Pour le compte du richissime colonel Friedrich Schwab, de Bienne, collectionneur d’antiquités et futur mécène de sa ville, il en extrait en moins d’une heure un impressionnant butin d’armes deux fois millénaire: des javelots en excellent état, des épées, à pointe effilée ou arrondie avec leurs fourreaux, et qui portent l’estampille des artisans qui les ont trempées, puis moulurées de motifs floraux. Dans le lot, on admire en passant des parures guerrières, des fibules – agrafes vestimentaires – et des trousses de toilette masculine en étoffe effilochée contenant rasoirs et pincettes à épiler…

Comme quoi, nos ancêtres celtiques issus du Wurtemberg, et qu’on appelait les Helvètes, étaient à la fois farouches et coquets.

A cette première fouille de La Tène succéderont bien d’autres, passionnant au fil des décennies tous les archéologues du XIXe siècle, car elle leur permettra de dater le second âge du fer en Europe tempérée.

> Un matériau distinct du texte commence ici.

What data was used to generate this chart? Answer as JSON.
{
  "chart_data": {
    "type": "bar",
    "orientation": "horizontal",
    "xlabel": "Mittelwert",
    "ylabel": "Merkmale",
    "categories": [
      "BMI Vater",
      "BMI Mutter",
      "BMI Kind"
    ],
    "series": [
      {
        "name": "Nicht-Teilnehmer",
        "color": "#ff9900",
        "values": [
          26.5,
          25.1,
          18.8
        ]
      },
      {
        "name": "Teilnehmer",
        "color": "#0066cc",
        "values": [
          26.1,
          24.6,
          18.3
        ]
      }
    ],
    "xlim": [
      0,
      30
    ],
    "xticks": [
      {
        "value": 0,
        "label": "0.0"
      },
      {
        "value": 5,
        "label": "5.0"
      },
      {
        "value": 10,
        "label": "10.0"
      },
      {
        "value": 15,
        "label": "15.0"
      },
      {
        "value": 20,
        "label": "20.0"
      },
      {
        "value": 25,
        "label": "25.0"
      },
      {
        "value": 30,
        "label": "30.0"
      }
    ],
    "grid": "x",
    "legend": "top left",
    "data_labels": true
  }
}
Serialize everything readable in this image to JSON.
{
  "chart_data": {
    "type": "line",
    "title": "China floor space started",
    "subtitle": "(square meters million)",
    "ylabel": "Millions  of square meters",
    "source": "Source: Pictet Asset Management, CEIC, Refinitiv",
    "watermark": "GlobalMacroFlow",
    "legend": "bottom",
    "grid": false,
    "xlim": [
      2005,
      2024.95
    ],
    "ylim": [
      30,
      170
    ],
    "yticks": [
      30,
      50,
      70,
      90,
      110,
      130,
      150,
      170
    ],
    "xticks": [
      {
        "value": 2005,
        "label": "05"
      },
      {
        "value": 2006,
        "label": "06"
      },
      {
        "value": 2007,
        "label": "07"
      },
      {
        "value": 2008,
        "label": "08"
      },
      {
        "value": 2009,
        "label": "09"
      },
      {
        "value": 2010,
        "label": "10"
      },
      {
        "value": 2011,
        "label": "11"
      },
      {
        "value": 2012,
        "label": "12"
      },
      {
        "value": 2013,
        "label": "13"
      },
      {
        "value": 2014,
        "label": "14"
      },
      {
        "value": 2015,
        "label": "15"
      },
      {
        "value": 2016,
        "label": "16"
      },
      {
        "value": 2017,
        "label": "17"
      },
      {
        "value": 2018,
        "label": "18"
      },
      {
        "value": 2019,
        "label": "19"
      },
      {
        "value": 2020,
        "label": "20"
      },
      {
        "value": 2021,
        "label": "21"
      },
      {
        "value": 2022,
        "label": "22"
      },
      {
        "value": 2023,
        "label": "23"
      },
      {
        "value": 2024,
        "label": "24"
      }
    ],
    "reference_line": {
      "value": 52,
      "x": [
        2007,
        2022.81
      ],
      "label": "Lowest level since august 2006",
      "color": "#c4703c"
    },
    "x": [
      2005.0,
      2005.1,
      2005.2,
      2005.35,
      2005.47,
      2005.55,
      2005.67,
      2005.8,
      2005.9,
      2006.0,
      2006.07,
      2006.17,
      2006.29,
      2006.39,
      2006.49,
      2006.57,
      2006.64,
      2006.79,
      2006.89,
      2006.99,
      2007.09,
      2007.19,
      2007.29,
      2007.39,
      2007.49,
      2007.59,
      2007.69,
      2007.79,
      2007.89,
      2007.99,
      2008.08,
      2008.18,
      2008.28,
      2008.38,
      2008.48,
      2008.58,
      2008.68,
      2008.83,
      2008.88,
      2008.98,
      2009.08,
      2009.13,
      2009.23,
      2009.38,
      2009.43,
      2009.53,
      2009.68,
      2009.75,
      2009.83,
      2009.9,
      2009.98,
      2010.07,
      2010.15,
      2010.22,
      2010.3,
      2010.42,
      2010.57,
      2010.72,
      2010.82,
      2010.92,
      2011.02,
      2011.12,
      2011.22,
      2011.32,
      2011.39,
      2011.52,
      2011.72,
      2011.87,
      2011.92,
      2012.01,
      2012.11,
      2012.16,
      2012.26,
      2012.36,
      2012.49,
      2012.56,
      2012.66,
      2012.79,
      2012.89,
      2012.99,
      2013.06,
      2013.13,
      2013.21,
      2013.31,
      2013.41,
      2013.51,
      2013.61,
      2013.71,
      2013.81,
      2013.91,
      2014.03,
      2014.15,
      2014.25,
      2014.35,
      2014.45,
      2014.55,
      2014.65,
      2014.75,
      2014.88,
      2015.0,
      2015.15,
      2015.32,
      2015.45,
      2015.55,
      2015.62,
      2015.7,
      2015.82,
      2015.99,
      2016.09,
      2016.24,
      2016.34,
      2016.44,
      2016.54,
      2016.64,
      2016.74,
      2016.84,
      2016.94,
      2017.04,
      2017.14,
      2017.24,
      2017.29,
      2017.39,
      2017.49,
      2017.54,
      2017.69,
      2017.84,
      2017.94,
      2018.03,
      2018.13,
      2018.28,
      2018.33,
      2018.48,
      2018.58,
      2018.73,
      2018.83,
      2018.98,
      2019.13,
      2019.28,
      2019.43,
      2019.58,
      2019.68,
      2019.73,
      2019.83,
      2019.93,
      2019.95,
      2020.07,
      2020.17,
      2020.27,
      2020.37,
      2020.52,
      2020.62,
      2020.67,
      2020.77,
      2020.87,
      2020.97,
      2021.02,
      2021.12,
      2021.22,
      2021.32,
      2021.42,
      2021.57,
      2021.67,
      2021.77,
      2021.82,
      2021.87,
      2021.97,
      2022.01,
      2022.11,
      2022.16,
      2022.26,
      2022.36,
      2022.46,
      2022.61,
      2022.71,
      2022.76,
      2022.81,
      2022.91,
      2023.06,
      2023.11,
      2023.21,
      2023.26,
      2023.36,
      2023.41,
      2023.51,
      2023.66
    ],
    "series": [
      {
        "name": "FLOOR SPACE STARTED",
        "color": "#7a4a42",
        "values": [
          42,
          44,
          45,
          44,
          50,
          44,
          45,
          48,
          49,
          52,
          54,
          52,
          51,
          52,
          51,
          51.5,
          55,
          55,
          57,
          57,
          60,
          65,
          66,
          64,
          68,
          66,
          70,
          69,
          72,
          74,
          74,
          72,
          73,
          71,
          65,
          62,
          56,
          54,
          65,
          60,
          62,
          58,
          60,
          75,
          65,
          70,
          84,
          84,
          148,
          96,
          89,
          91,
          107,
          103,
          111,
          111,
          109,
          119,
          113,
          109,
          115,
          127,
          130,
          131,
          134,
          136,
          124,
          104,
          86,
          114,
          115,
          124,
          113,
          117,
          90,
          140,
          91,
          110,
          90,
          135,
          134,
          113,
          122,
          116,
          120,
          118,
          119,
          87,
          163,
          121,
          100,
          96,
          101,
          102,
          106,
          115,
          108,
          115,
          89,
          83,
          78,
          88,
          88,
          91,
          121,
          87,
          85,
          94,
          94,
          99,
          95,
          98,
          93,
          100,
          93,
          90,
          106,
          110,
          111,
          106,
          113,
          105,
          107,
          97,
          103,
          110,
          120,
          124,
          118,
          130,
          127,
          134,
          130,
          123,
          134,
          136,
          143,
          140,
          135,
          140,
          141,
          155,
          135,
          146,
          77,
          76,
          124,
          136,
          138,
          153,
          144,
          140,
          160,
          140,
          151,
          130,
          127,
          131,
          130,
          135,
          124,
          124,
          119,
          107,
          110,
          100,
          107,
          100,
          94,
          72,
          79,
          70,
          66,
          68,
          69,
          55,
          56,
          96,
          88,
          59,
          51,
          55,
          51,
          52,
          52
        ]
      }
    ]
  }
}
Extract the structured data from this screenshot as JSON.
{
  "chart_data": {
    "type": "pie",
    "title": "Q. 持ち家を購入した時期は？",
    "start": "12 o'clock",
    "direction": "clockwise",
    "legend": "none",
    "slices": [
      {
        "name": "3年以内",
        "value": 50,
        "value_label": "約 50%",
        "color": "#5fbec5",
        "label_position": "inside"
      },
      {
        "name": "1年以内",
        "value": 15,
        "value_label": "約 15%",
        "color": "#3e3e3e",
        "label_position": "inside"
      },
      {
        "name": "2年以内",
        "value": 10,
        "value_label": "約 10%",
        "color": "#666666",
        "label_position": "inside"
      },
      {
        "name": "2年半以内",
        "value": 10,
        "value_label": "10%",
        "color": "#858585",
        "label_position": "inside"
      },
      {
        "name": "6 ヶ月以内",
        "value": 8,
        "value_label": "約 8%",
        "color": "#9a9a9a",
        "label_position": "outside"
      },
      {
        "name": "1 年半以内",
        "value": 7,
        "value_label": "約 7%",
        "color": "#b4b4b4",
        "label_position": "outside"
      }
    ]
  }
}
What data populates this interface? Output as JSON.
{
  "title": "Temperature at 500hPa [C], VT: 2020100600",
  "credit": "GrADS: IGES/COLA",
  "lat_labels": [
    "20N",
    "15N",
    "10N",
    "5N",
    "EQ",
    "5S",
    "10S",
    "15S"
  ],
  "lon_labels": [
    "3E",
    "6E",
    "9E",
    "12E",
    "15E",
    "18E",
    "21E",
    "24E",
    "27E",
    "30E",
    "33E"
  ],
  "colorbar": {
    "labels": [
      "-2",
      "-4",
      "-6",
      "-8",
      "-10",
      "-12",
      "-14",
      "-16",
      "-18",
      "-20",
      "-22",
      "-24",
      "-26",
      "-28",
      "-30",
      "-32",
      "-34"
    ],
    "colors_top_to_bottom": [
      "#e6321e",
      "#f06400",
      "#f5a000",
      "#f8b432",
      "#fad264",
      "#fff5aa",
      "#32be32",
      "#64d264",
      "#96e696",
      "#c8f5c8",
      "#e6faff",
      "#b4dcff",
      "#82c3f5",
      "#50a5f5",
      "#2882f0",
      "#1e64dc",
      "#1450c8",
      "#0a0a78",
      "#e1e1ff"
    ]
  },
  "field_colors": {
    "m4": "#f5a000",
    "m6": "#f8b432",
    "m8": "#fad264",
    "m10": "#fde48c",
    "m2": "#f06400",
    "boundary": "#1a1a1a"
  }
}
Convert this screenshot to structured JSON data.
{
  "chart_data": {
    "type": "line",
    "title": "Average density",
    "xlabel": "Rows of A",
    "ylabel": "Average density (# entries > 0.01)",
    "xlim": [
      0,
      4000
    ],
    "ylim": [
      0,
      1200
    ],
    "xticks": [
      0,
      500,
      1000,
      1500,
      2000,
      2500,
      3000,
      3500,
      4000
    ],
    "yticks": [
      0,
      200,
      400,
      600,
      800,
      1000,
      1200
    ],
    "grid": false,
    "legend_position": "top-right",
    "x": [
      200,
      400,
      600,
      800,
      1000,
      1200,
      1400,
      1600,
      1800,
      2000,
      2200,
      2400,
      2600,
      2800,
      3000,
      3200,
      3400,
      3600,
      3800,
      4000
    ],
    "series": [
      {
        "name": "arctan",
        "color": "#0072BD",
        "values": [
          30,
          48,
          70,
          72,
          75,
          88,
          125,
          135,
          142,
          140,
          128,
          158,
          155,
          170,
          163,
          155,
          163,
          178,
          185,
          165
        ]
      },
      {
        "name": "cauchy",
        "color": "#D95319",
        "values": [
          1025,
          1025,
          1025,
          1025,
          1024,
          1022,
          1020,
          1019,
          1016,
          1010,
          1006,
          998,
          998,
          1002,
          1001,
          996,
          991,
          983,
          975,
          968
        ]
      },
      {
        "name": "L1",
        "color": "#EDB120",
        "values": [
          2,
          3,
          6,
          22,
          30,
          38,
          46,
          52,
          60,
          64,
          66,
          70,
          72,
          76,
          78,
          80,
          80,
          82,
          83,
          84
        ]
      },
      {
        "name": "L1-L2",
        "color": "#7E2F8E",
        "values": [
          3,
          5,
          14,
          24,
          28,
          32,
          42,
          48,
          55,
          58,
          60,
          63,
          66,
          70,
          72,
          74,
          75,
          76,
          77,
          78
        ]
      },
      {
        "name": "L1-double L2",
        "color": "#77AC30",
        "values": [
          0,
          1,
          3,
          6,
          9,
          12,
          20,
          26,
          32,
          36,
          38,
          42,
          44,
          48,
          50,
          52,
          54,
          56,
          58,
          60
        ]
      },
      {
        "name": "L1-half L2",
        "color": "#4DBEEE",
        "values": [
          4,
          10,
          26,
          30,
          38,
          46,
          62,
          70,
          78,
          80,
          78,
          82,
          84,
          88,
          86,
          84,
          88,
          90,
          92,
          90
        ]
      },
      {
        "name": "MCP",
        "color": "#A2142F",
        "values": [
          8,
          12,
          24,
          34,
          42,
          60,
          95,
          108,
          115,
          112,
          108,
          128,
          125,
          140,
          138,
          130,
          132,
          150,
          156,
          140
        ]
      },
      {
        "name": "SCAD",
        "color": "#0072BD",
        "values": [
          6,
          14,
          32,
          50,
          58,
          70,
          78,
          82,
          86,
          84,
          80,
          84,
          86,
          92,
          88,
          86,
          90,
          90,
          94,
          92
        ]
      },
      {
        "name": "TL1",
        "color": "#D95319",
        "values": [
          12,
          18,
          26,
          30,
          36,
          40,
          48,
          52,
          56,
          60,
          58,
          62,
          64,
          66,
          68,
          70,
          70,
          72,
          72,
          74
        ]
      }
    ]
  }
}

Après la première grande correction des eaux du Jura, en 1868, qui fera baisser de 3 mètres le niveau du lac de Neuchâtel, des ponts tout aussi antiques seront spectaculairement émergés en cette zone de confluence où la Thielle (précédemment l’Orbe des Vaudois) est sur le point de s’alémaniser pour devenir la Sihl.

Antérieurs à l’occupation romaine, ces ponts entièrement en bois ont été édifiés par un génial système d’imbrications ingénieuses. Sans un seul clou. Désormais, on parlera partout de «période de La Tène», de «culture de La Tène», ou de civilisation «laténienne» pour désigner une séquence chronologique s’écoulant de l’année 450 avant notre ère jusqu’à celle de la naissance de Notre Seigneur.